Senin, 14 April 2014

Sebuah Moment (2)

Aku yang memikirkan 
Namun aku tak banyak berharap 
Kau membuat waktuku 
Tersita dengan angan tentangmu
Monita - Kekasih Sejati

"Woy semuaaaa! Banguuuun!" teriak Karin dari arah pintu kamar cewek, tapi krik karena gak ada yang menunjukkan tanda-tanda bangun, yang ada hanya anak yang menarik selimut dari teman disebelahnya, anak yang ngulet lalu tidur lagi, dan anak yang hanya nguap doang. Karin merasa dikacangin. Ia lalu mengambil botol plastik dan mengetoknya dengan tembok sehingga menimbulkan suara yang berisik.

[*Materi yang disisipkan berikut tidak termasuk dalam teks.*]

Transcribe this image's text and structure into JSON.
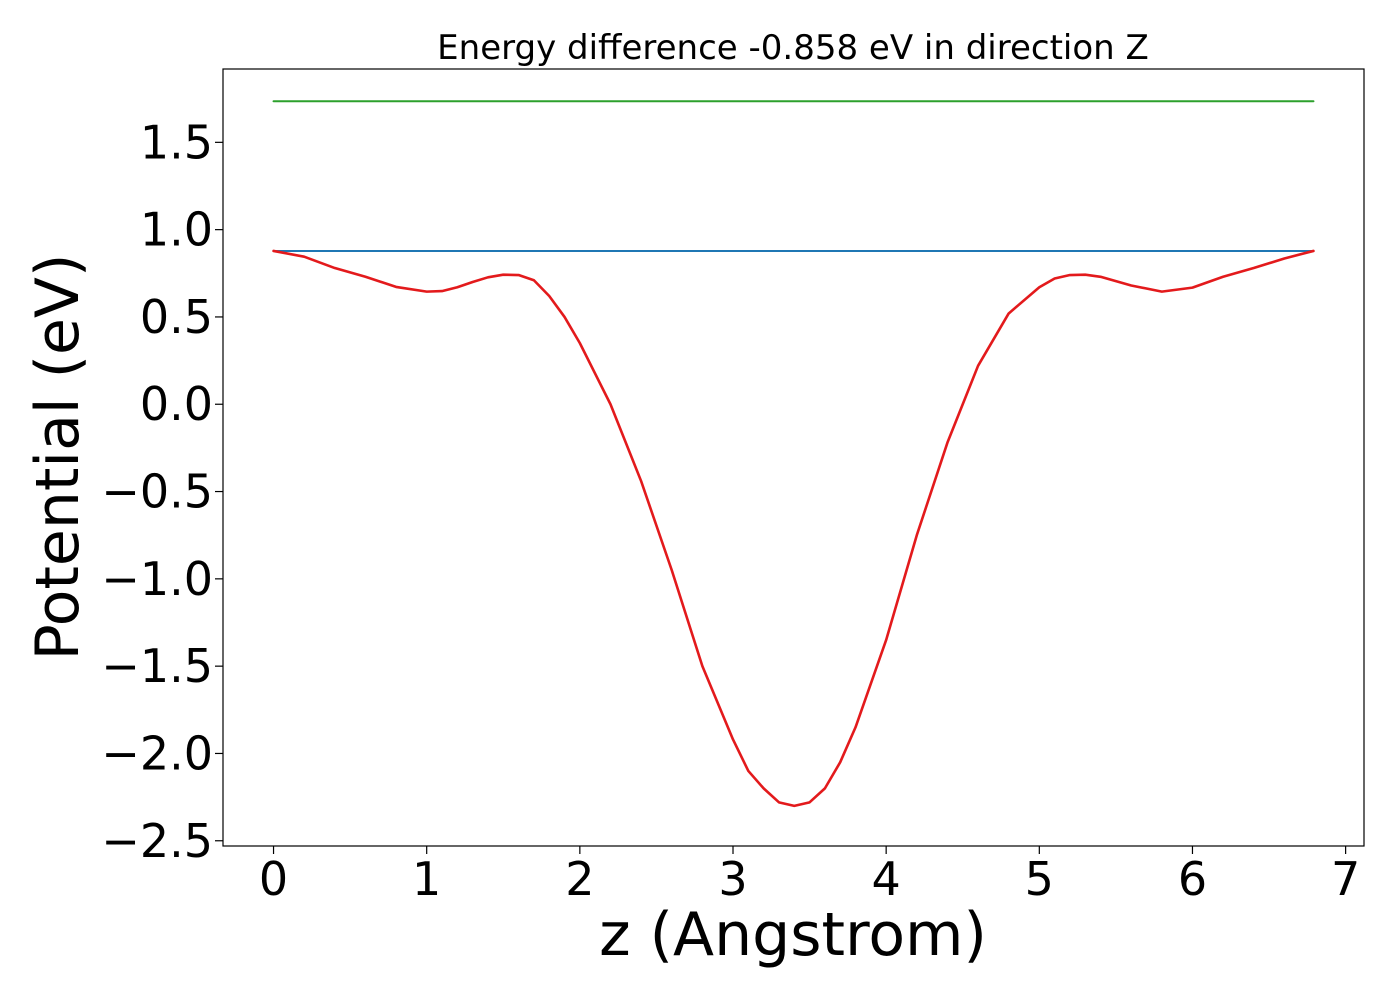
{
  "chart_data": {
    "type": "line",
    "title": "Energy difference -0.858 eV in direction Z",
    "xlabel": "z (Angstrom)",
    "ylabel": "Potential (eV)",
    "xlim": [
      -0.33,
      7.12
    ],
    "ylim": [
      -2.53,
      1.92
    ],
    "xticks": [
      0,
      1,
      2,
      3,
      4,
      5,
      6,
      7
    ],
    "yticks": [
      1.5,
      1.0,
      0.5,
      0.0,
      -0.5,
      -1.0,
      -1.5,
      -2.0,
      -2.5
    ],
    "xtick_labels": [
      "0",
      "1",
      "2",
      "3",
      "4",
      "5",
      "6",
      "7"
    ],
    "ytick_labels": [
      "1.5",
      "1.0",
      "0.5",
      "0.0",
      "−0.5",
      "−1.0",
      "−1.5",
      "−2.0",
      "−2.5"
    ],
    "grid": false,
    "legend": "none",
    "series": [
      {
        "color": "#2ca02c",
        "x": [
          0.0,
          6.79
        ],
        "y": [
          1.735,
          1.735
        ]
      },
      {
        "color": "#1f77b4",
        "x": [
          0.0,
          6.79
        ],
        "y": [
          0.878,
          0.878
        ]
      },
      {
        "color": "#e31a1c",
        "x": [
          0.0,
          0.2,
          0.4,
          0.6,
          0.8,
          1.0,
          1.1,
          1.2,
          1.3,
          1.4,
          1.5,
          1.6,
          1.7,
          1.8,
          1.9,
          2.0,
          2.2,
          2.4,
          2.6,
          2.8,
          3.0,
          3.1,
          3.2,
          3.3,
          3.4,
          3.5,
          3.6,
          3.7,
          3.8,
          4.0,
          4.2,
          4.4,
          4.6,
          4.8,
          5.0,
          5.1,
          5.2,
          5.3,
          5.4,
          5.5,
          5.6,
          5.8,
          6.0,
          6.2,
          6.4,
          6.6,
          6.79
        ],
        "y": [
          0.878,
          0.845,
          0.78,
          0.73,
          0.672,
          0.645,
          0.648,
          0.67,
          0.7,
          0.727,
          0.742,
          0.74,
          0.71,
          0.62,
          0.5,
          0.35,
          0.0,
          -0.44,
          -0.95,
          -1.5,
          -1.92,
          -2.1,
          -2.2,
          -2.28,
          -2.3,
          -2.28,
          -2.2,
          -2.05,
          -1.85,
          -1.35,
          -0.75,
          -0.22,
          0.22,
          0.52,
          0.67,
          0.72,
          0.74,
          0.742,
          0.73,
          0.705,
          0.68,
          0.645,
          0.668,
          0.73,
          0.78,
          0.835,
          0.878
        ]
      }
    ]
  }
}
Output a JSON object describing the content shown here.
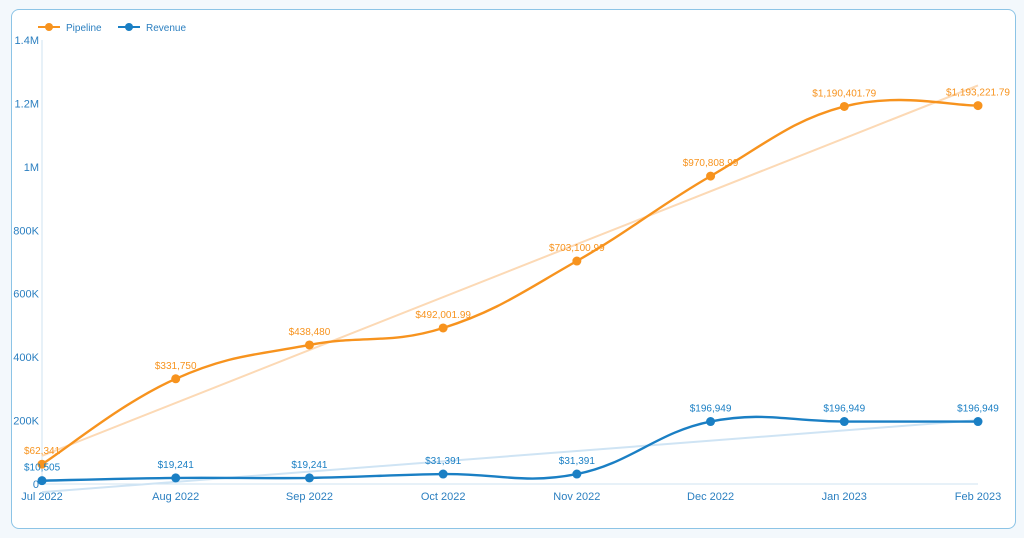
{
  "colors": {
    "pipeline": "#f7931e",
    "revenue": "#1a7fc4",
    "pipeline_trend": "#fcd9b5",
    "revenue_trend": "#cfe4f4",
    "axis": "#cfe3f1",
    "text": "#2b7fc0"
  },
  "chart_data": {
    "type": "line",
    "title": "",
    "xlabel": "",
    "ylabel": "",
    "categories": [
      "Jul 2022",
      "Aug 2022",
      "Sep 2022",
      "Oct 2022",
      "Nov 2022",
      "Dec 2022",
      "Jan 2023",
      "Feb 2023"
    ],
    "ylim": [
      0,
      1400000
    ],
    "y_ticks": [
      0,
      200000,
      400000,
      600000,
      800000,
      1000000,
      1200000,
      1400000
    ],
    "y_tick_labels": [
      "0",
      "200K",
      "400K",
      "600K",
      "800K",
      "1M",
      "1.2M",
      "1.4M"
    ],
    "legend_position": "top-left",
    "grid": false,
    "trendlines": true,
    "series": [
      {
        "key": "pipeline",
        "name": "Pipeline",
        "values": [
          62341,
          331750,
          438480,
          492001.99,
          703100.99,
          970808.99,
          1190401.79,
          1193221.79
        ],
        "labels": [
          "$62,341",
          "$331,750",
          "$438,480",
          "$492,001.99",
          "$703,100.99",
          "$970,808.99",
          "$1,190,401.79",
          "$1,193,221.79"
        ]
      },
      {
        "key": "revenue",
        "name": "Revenue",
        "values": [
          10505,
          19241,
          19241,
          31391,
          31391,
          196949,
          196949,
          196949
        ],
        "labels": [
          "$10,505",
          "$19,241",
          "$19,241",
          "$31,391",
          "$31,391",
          "$196,949",
          "$196,949",
          "$196,949"
        ]
      }
    ]
  }
}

Duk duk duk duk. "Woy banguun kebooo!" teriakan dan pukulan Karin yang mengencang dan langsung diikuti teriakan-teriakan kesal dari sang empunya.

"Udah jam 8 pagi. Gila lo sia-siain banget kalo buat tidur. Flo, Ca, katanya mau masak buat kita? Bangun dong!" cerocos Karin tak henti, tetapi membuat Flo dan Caca langsung melek 100watt. Lalu mereka berdua bergegas ke dapur untuk memasak makanan sebelum semuanya bangun dan mengeluh kelaparan. Dan karin tetap melanjutkan aksi teriakan mautnya yang sekarang pindah ke kamar cowok.

"Gila tuh Karin, suara apa toa Masjid! Gede bener dah" dumel Caca yang lebih ditujukan kepada diri sendiri. Pasalnya, Caca baru tidur sekitar jam 3an, begitu pula dengan semua anak, kecuali Karin yang udah tepar duluan sebelum tengah malam. Dengan wajah yang masih ngantuk, Caca dan Flo memasak makanan buat sarapan. Mulailah mereka menumis bumbu dan lain sebagainya.

“Uh, uh, uhmm, baunyaaa, sedaaaap” endus Arkan yang tiba-tiba sudah ada dibelakang Caca dan Flo.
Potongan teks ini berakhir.